Concentração de terras no Brasil

 


Levantamento do IBGE comprova o avanço do agronegócio em detrimento da agricultura familiar. Para especialistas, o problema agrava a destruição ambiental e a violência no campo

Novo censo também constatou o aumento de 20% no uso de agrotóxicos em comparação com 2006 , o que equivale a 1,6 milhão propriedades utilizando pesticidas nas lavouras (Foto: Antonio Costa/Agência Brasil)

Maior percentual de área dedicada à agricultura nas mãos de menor número de proprietários de terras. Essa concentração de terras no Brasil, comprovada pelo Censo Agropecuário 2017, tem como consequência a redução das áreas ocupadas pela agricultura familiar e menor número de postos de trabalho nas pequenas propriedades.

Divulgado no final de outubro, o Censo Agropecuário também revela que o agronegócio brasileiro avança sobre o Norte e o Centro-Oeste do país, em biomas como o amazônico e o cerrado – o que colabora para o conflito por terras, para a violência no campo e para a destruição do meio ambiente, segundo estudiosos ouvidos pela Repórter Brasil. 

Em 2006, quando foi realizado o último Censo Agropecuário no país, as terras destinadas à atividade agropecuária ocupavam 39% do território nacional, com tamanho médio de 64 hectares por proprietário. Onze anos depois, 41% do território brasileiro é ocupado por terras agricultáveis, com tamanho médio de 69 hectares por dono.

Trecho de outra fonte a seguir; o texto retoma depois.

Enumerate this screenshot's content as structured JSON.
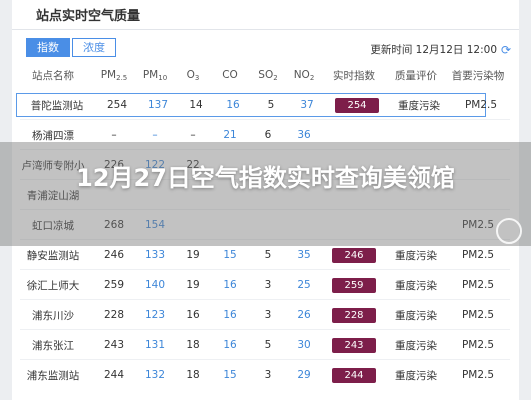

“Entre os dois censos agropecuários, houve uma redução de 9,5% no número de estabelecimentos da agricultura familiar, enquanto no agronegócio o crescimento foi de 35%”, afirma Júnior C. Dias, economista e técnico do Dieese (Departamento Intersindical de Estatísticas e Estudos Socioeconômicos), com base nos números levantados pelo Censo Agropecuário. Ele destaca que, em termos de número de estabelecimentos agrícolas, a maior parte continua sendo da agricultura familiar (77%). Agora, ao se analisar pela extensão, a maioria das terras está nas mãos do agronegócio (77%).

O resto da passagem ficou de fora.